Two-thirds of UK firms don’t have cyber security insurance
A new report has found that many UK businesses do not have sufficient protection in the event of security breaches or data loss.
According to the Risk:Value report from NTT Security, just one-third of UK organisations have insurance that covers them for a security breach and for the financial impact of data loss - despite the fact that 81% of business leaders agree that it is “vital” that their organisation is insured against information security breaches.
Kai Grunwitz, senior vp EMEA at NTT Security, said: “With estimated annual losses from cyber crime now topping £291bn according to the Center for Strategic and International Studies, you would hope more organisations would be beating a path to insurers’ doors. But while the insurance sector is certainly seeing growth in the number of policies being taken out to cover such losses, it’s an issue that many senior decision-makers are not on top of.”
The report’s findings also show that 45% of business leaders don’t even know what their company insurance covers them for.
While 63% of respondents in the UK say they have an incident response plan in place, and another 18% are in the process of implementing one, 38% agree that lack of an incident response plan could or would also invalidate their company insurance.
Half of those polled said that the failure to maintain or apply updates to existing IT systems would or could invalidate their company insurance, while 37% point to lack of compliance with industry regulations, including GDPR.
Incident response is a basic requirement of best practice security and is even more important with the GDPR mandating 72-hour notifications following a breach.

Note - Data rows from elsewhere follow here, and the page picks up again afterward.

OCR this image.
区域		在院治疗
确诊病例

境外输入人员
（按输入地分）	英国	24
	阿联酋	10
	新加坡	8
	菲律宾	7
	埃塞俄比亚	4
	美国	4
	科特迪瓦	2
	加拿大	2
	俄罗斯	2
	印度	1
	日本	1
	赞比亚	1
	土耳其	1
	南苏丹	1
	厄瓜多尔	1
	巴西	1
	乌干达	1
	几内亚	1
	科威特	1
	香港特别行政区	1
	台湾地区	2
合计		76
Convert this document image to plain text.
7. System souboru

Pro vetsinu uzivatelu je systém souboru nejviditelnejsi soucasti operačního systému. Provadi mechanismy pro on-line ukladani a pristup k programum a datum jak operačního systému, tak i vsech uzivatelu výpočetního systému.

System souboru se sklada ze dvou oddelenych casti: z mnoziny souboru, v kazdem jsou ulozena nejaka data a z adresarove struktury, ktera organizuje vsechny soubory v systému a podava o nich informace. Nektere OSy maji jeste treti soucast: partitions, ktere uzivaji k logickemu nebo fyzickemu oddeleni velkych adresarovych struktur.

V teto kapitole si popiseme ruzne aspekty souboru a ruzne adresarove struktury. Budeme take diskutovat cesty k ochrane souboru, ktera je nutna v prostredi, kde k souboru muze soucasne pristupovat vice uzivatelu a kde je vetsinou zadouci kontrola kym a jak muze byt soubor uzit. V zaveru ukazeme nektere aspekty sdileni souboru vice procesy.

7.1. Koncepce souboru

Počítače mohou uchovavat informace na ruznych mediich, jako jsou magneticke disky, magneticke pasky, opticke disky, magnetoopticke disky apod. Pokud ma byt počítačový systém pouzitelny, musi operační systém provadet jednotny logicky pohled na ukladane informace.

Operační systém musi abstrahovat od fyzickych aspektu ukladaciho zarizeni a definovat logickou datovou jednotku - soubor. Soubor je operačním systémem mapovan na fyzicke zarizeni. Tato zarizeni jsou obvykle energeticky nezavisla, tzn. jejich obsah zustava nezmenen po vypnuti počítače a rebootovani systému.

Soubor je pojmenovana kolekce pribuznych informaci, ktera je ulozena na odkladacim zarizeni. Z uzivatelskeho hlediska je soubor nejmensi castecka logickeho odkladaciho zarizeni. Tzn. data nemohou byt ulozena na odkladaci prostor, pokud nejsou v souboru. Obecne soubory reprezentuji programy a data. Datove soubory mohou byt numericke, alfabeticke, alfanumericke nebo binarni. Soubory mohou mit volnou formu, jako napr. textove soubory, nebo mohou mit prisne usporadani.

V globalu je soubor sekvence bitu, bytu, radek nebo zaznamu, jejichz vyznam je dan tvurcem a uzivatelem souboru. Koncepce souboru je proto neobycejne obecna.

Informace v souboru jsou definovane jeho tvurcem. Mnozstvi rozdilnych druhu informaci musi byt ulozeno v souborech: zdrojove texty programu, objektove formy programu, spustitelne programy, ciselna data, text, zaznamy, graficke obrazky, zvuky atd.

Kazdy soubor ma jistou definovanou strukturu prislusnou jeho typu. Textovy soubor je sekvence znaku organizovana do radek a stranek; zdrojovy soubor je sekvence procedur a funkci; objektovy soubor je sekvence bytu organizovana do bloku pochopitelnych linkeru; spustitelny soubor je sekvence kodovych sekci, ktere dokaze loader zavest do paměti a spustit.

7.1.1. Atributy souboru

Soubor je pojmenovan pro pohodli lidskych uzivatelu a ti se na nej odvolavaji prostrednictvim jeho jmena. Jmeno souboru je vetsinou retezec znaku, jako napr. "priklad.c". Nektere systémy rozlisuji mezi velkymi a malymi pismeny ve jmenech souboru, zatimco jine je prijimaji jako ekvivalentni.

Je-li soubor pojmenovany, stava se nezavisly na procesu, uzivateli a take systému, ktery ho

Grunwitz said: “While cyber risk insurance should be put in place to help mitigate the potential fallout of a data security breach, a policy must not be seen as a ‘get out of jail free’ card. Cyber insurance must be complementary to an effective risk-based information security strategy, not a replacement for it. You wouldn’t expect your house insurance provider to pay out if you were burgled when the doors and windows are left unlocked. So don’t expect a payout - or indeed an insurance policy - if you haven’t put in place the right processes and policies.”